Where I'm currently at, one of the elders has made it known on three different occasions that he doesn't want me studying with people in the city unless they would end up worshiping with us -- a congregation 15-20 minutes outside of the city. He has also asked me to stop studying with a family in the city when I told him I didn't think they would come out to worship with us because they live on the far side of the city and it would take them an hour at best to get to us. He insists that we focus on the community where we worship at and where most of the members live. The problem is we haven't been that effective in reaching the community, and most of the members don't invite family, friends, coworkers or neighbors to service, so we don't have that many visitors.  The only time I'm actually in the area is when I'm there for worship or Bible study.  I would love to be busy there sharing with the lost, but there are not too many opportunities to do so. 

So my question is what should I do?  People call me with prospects. Should I pass on opportunities to share the gospel in the city? 


The elder is out of line. He is issuing rules when he has no authority to do so and those rules are contrary to the teachings of Christ.

The job of all Christians is to teach the gospel so that the kingdom will spread. "Now when the Gentiles heard this, they were glad and glorified the word of the Lord. And as many as had been appointed to eternal life believed. And the word of the Lord was being spread throughout all the region" (Acts 13:48-49). I can't think of a passage that directs the church to focus on building up its local membership. True, when members are teaching the gospel, the general result is that the local church grows in number, but the focus is not on local numbers.

The disciples once tried to stop a man from working miracles because he wasn't a disciple of Jesus. "Now John answered Him, saying, "Teacher, we saw someone who does not follow us casting out demons in Your name, and we forbade him because he does not follow us." But Jesus said, "Do not forbid him, for no one who works a miracle in My name can soon afterward speak evil of Me. For he who is not against us is on our side"" (Mark 9:38-40). What the disciples forgot is that miracles come from God. If a man was doing miracles, then he had God's approval. Though he might not have been an official follower of Jesus, he was following Christ as the miracles demonstrated.
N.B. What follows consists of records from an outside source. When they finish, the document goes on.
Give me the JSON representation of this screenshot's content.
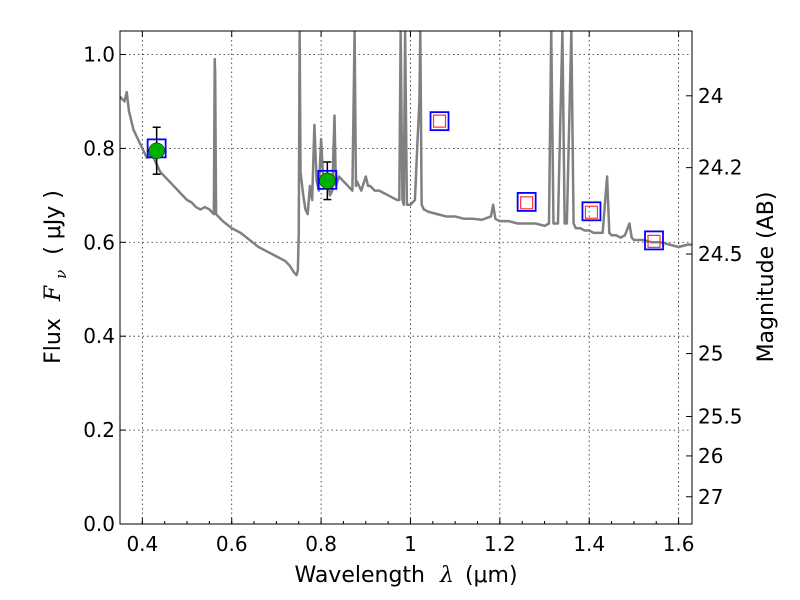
{
  "chart_data": {
    "type": "scatter",
    "xlabel_text": "Wavelength",
    "xlabel_symbol": "λ",
    "xlabel_unit": "(μm)",
    "ylabel_text": "Flux",
    "ylabel_symbol": "F",
    "ylabel_subscript": "ν",
    "ylabel_unit": "( μJy )",
    "y2label": "Magnitude (AB)",
    "xlim": [
      0.35,
      1.63
    ],
    "ylim": [
      0.0,
      1.05
    ],
    "x_ticks": [
      0.4,
      0.6,
      0.8,
      1.0,
      1.2,
      1.4,
      1.6
    ],
    "x_tick_labels": [
      "0.4",
      "0.6",
      "0.8",
      "1",
      "1.2",
      "1.4",
      "1.6"
    ],
    "y_ticks": [
      0.0,
      0.2,
      0.4,
      0.6,
      0.8,
      1.0
    ],
    "y_tick_labels": [
      "0.0",
      "0.2",
      "0.4",
      "0.6",
      "0.8",
      "1.0"
    ],
    "y2_ticks": [
      {
        "label": "24",
        "flux": 0.912
      },
      {
        "label": "24.2",
        "flux": 0.759
      },
      {
        "label": "24.5",
        "flux": 0.575
      },
      {
        "label": "25",
        "flux": 0.363
      },
      {
        "label": "25.5",
        "flux": 0.229
      },
      {
        "label": "26",
        "flux": 0.145
      },
      {
        "label": "27",
        "flux": 0.058
      }
    ],
    "series": [
      {
        "name": "model SED",
        "kind": "line",
        "color": "#808080",
        "points": [
          [
            0.35,
            0.91
          ],
          [
            0.36,
            0.9
          ],
          [
            0.365,
            0.92
          ],
          [
            0.37,
            0.88
          ],
          [
            0.375,
            0.86
          ],
          [
            0.38,
            0.84
          ],
          [
            0.385,
            0.83
          ],
          [
            0.39,
            0.82
          ],
          [
            0.4,
            0.8
          ],
          [
            0.41,
            0.78
          ],
          [
            0.42,
            0.79
          ],
          [
            0.43,
            0.77
          ],
          [
            0.44,
            0.75
          ],
          [
            0.45,
            0.74
          ],
          [
            0.46,
            0.73
          ],
          [
            0.47,
            0.72
          ],
          [
            0.48,
            0.71
          ],
          [
            0.49,
            0.7
          ],
          [
            0.5,
            0.69
          ],
          [
            0.51,
            0.685
          ],
          [
            0.52,
            0.675
          ],
          [
            0.53,
            0.67
          ],
          [
            0.54,
            0.675
          ],
          [
            0.55,
            0.67
          ],
          [
            0.56,
            0.66
          ],
          [
            0.562,
            0.99
          ],
          [
            0.563,
            0.96
          ],
          [
            0.565,
            0.66
          ],
          [
            0.57,
            0.655
          ],
          [
            0.58,
            0.645
          ],
          [
            0.6,
            0.63
          ],
          [
            0.62,
            0.62
          ],
          [
            0.64,
            0.605
          ],
          [
            0.66,
            0.59
          ],
          [
            0.68,
            0.58
          ],
          [
            0.7,
            0.57
          ],
          [
            0.72,
            0.56
          ],
          [
            0.73,
            0.55
          ],
          [
            0.74,
            0.535
          ],
          [
            0.745,
            0.53
          ],
          [
            0.748,
            0.54
          ],
          [
            0.75,
            0.62
          ],
          [
            0.752,
            1.05
          ],
          [
            0.754,
            0.75
          ],
          [
            0.76,
            0.7
          ],
          [
            0.765,
            0.67
          ],
          [
            0.77,
            0.66
          ],
          [
            0.775,
            0.72
          ],
          [
            0.78,
            0.69
          ],
          [
            0.785,
            0.85
          ],
          [
            0.79,
            0.73
          ],
          [
            0.795,
            0.71
          ],
          [
            0.8,
            0.82
          ],
          [
            0.805,
            0.73
          ],
          [
            0.81,
            0.72
          ],
          [
            0.815,
            0.73
          ],
          [
            0.82,
            0.7
          ],
          [
            0.825,
            0.71
          ],
          [
            0.83,
            0.87
          ],
          [
            0.833,
            0.72
          ],
          [
            0.84,
            0.74
          ],
          [
            0.85,
            0.73
          ],
          [
            0.86,
            0.72
          ],
          [
            0.87,
            0.71
          ],
          [
            0.875,
            1.05
          ],
          [
            0.878,
            0.72
          ],
          [
            0.88,
            0.73
          ],
          [
            0.89,
            0.71
          ],
          [
            0.9,
            0.74
          ],
          [
            0.905,
            0.72
          ],
          [
            0.91,
            0.72
          ],
          [
            0.92,
            0.71
          ],
          [
            0.93,
            0.71
          ],
          [
            0.94,
            0.705
          ],
          [
            0.95,
            0.7
          ],
          [
            0.96,
            0.695
          ],
          [
            0.97,
            0.69
          ],
          [
            0.975,
            0.69
          ],
          [
            0.978,
            1.05
          ],
          [
            0.982,
            0.69
          ],
          [
            0.985,
            0.68
          ],
          [
            0.988,
            1.05
          ],
          [
            0.992,
            0.68
          ],
          [
            1.0,
            0.68
          ],
          [
            1.01,
            0.69
          ],
          [
            1.015,
            0.8
          ],
          [
            1.02,
            0.9
          ],
          [
            1.022,
            1.05
          ],
          [
            1.025,
            0.68
          ],
          [
            1.03,
            0.67
          ],
          [
            1.04,
            0.665
          ],
          [
            1.06,
            0.66
          ],
          [
            1.08,
            0.655
          ],
          [
            1.1,
            0.655
          ],
          [
            1.12,
            0.65
          ],
          [
            1.14,
            0.65
          ],
          [
            1.16,
            0.648
          ],
          [
            1.18,
            0.655
          ],
          [
            1.185,
            0.68
          ],
          [
            1.19,
            0.65
          ],
          [
            1.2,
            0.645
          ],
          [
            1.22,
            0.645
          ],
          [
            1.24,
            0.64
          ],
          [
            1.26,
            0.64
          ],
          [
            1.28,
            0.64
          ],
          [
            1.3,
            0.635
          ],
          [
            1.31,
            0.64
          ],
          [
            1.315,
            1.05
          ],
          [
            1.32,
            0.64
          ],
          [
            1.33,
            0.64
          ],
          [
            1.34,
            1.05
          ],
          [
            1.345,
            0.64
          ],
          [
            1.35,
            0.64
          ],
          [
            1.36,
            1.05
          ],
          [
            1.365,
            0.64
          ],
          [
            1.37,
            0.63
          ],
          [
            1.38,
            0.63
          ],
          [
            1.39,
            0.625
          ],
          [
            1.4,
            0.625
          ],
          [
            1.41,
            0.62
          ],
          [
            1.42,
            0.62
          ],
          [
            1.43,
            0.62
          ],
          [
            1.44,
            0.74
          ],
          [
            1.445,
            0.62
          ],
          [
            1.45,
            0.615
          ],
          [
            1.46,
            0.615
          ],
          [
            1.47,
            0.61
          ],
          [
            1.48,
            0.615
          ],
          [
            1.49,
            0.64
          ],
          [
            1.495,
            0.61
          ],
          [
            1.5,
            0.605
          ],
          [
            1.52,
            0.605
          ],
          [
            1.54,
            0.6
          ],
          [
            1.56,
            0.6
          ],
          [
            1.58,
            0.595
          ],
          [
            1.6,
            0.59
          ],
          [
            1.62,
            0.595
          ],
          [
            1.63,
            0.595
          ]
        ]
      },
      {
        "name": "observed photometry",
        "kind": "points",
        "color": "#00b000",
        "points": [
          {
            "x": 0.432,
            "y": 0.795,
            "yerr": 0.05
          },
          {
            "x": 0.814,
            "y": 0.731,
            "yerr": 0.04
          }
        ]
      },
      {
        "name": "model photometry (blue)",
        "kind": "squares",
        "color": "#0000ff",
        "points": [
          {
            "x": 0.432,
            "y": 0.8
          },
          {
            "x": 0.814,
            "y": 0.733
          },
          {
            "x": 1.065,
            "y": 0.858
          },
          {
            "x": 1.26,
            "y": 0.686
          },
          {
            "x": 1.405,
            "y": 0.666
          },
          {
            "x": 1.545,
            "y": 0.604
          }
        ]
      },
      {
        "name": "model photometry (red)",
        "kind": "squares",
        "color": "#ff3030",
        "points": [
          {
            "x": 1.065,
            "y": 0.858
          },
          {
            "x": 1.26,
            "y": 0.684
          },
          {
            "x": 1.405,
            "y": 0.664
          },
          {
            "x": 1.545,
            "y": 0.602
          }
        ]
      }
    ],
    "grid": true
  }
}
This also happened to Moses. "And a young man ran and told Moses, and said, "Eldad and Medad are prophesying in the camp." So Joshua the son of Nun, Moses' assistant, one of his choice men, answered and said, "Moses my lord, forbid them!" Then Moses said to him, "Are you zealous for my sake? Oh, that all the LORD'S people were prophets and that the LORD would put His Spirit upon them!"" (Numbers 11:27-29).
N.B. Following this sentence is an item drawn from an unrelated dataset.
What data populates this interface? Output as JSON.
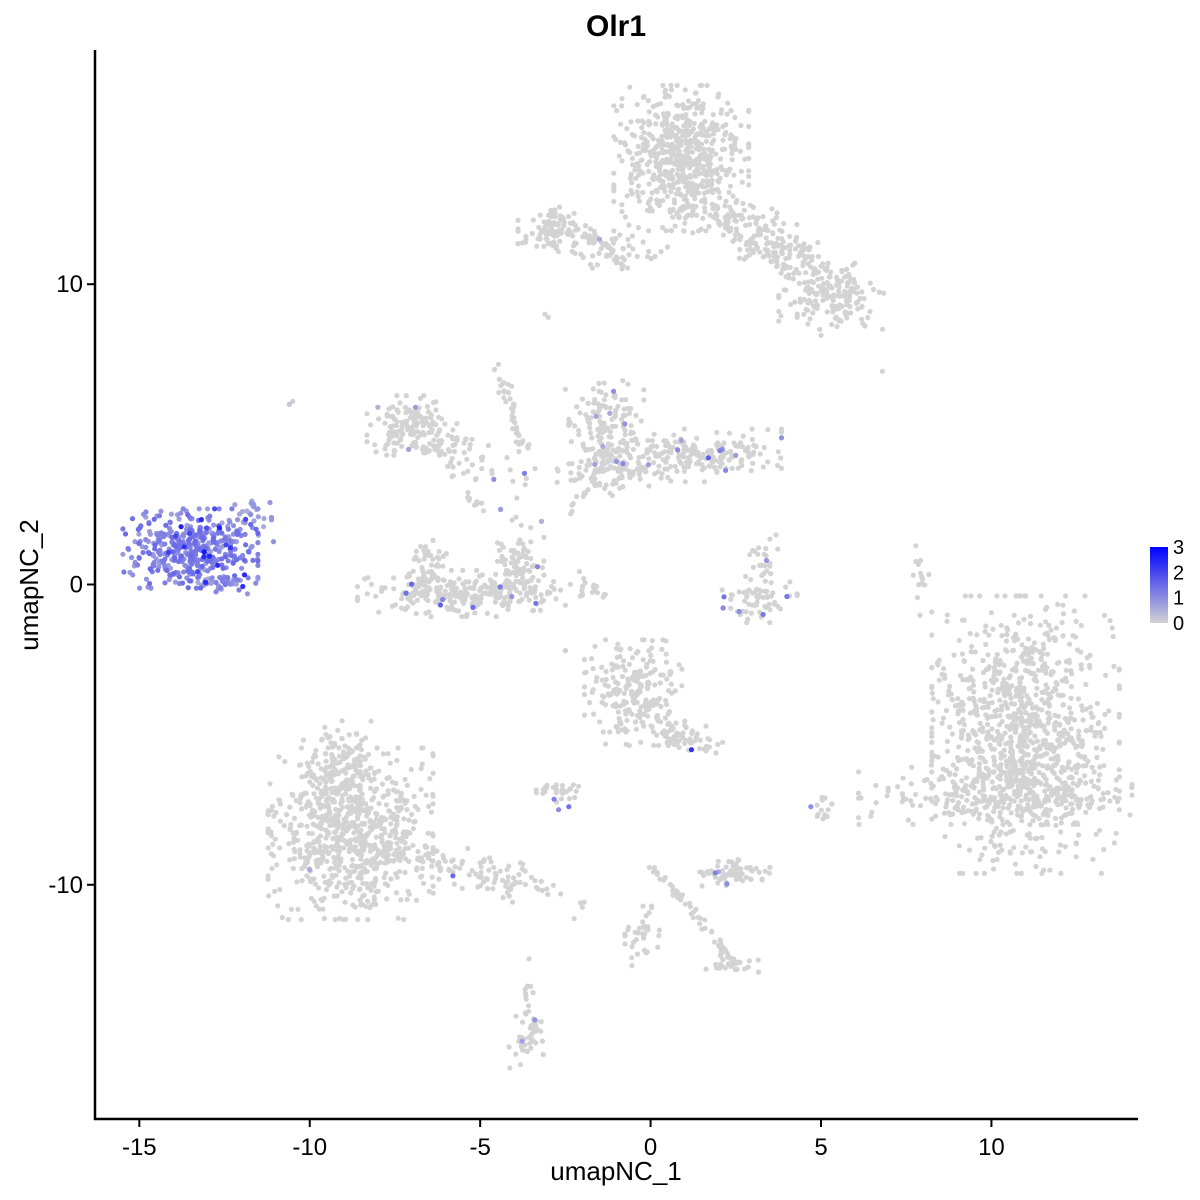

The command is to go into all the world and teach (Matthew 28:18-20). The elder cannot issue edicts contrary to the Lord's commands. If you are able to teach people in the city, then teach! The more who are converted to Christ, the better this world will be.

Thank you, brother Jeffery!

You have given me the same advice other brothers have given, and it really does mean a lot to me. I believe in advancing the Kingdom, and I try to do my part by always being willing and ready. Please pray for me, my elder gets pretty upset about it, and I don't want to leave that congregation, nor do I want to upset him or lie to him. Pray that God will continue to use me, and that I will have peace.